Efisiensi Porprov XV Jabar 2026, Dedi Mulyadi: Prestasi Atlet Tetap Prioritas
KOTA BEKASI – Gubernur Jawa Barat Dedi Mulyadi meminta seluruh unsur penyelenggara Pekan Olahraga Provinsi (Porprov) XV Jawa Barat 2026 menerapkan prinsip efisiensi anggaran tanpa mengorbankan mutu pertandingan dan pembinaan atlet.
Arahan tersebut disampaikan dalam rapat koordinasi yang dihadiri para bupati dan wali kota, pengurus KONI, Sub PB Porprov, serta jajaran PB Porprov di Aula Nonon Sonthanie, Kompleks Pemerintah Kota Bekasi, Jumat (4/9/2026).
Dedi menilai kemampuan fiskal pemerintah kabupaten dan kota saat ini tidak sekuat beberapa tahun sebelumnya. Oleh karena itu, kebutuhan penyelenggaraan harus dihitung secara cermat dan difokuskan pada aspek yang berhubungan langsung dengan kelancaran pertandingan.
Kendati demikian, efisiensi anggaran tidak boleh menurunkan target prestasi. Porprov diharapkan menjadi pijakan awal dalam menyiapkan atlet-atlet terbaik Jawa Barat menuju Pekan Olahraga Nasional (PON).

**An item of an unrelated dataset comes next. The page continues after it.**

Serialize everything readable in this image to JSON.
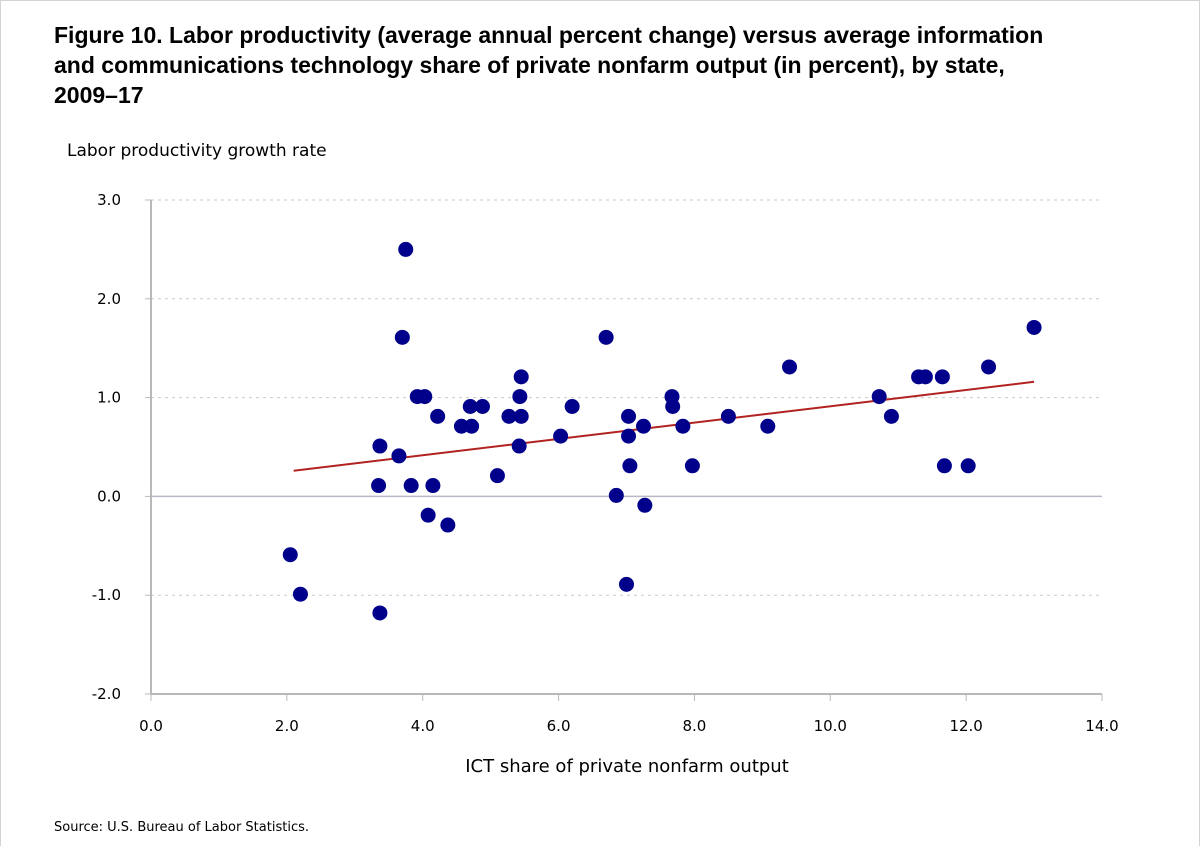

“Yang terpenting adalah target-target potensi kemenangan tercapai, target-target perolehan medali tercapai, kemudian pembinaan atlet Jawa Barat untuk mengikuti PON dapat dimulai sejak pelaksanaan Porprov Jawa Barat,” kata Dedi.
Dalam penyelenggaraan Porprov XV Jabar 2026, Kota Bekasi ditetapkan sebagai tuan rumah utama sekaligus lokasi upacara pembukaan. Sementara itu, seremoni penutupan akan dilaksanakan di Kota Bogor. Pemerintah Provinsi Jawa Barat dipastikan menanggung biaya pelaksanaan acara pembukaan.
Wali Kota Bekasi Tri Adhianto menyampaikan bahwa daerahnya terus mematangkan kesiapan sarana pertandingan melalui kolaborasi dengan berbagai pihak. Fasilitas yang telah tersedia mencakup gedung olahraga enam lantai, lapangan bulu tangkis, serta lapangan bola voli berstandar internasional.
Sejumlah venue lainnya masih dalam tahap penyelesaian, di antaranya lintasan atletik, trek sepatu roda, lapangan bola basket, dan arena panjat tebing. Lapangan pendamping untuk cabang sepak bola serta voli pasir juga tengah dipersiapkan.
Pemkot Bekasi turut menggandeng sejumlah pusat perbelanjaan sebagai lokasi pertandingan tambahan. Kolaborasi tersebut diharapkan mampu melengkapi kebutuhan venue sekaligus memastikan pesta olahraga tingkat Jawa Barat itu berlangsung efektif, berkualitas, dan tetap berorientasi pada prestasi.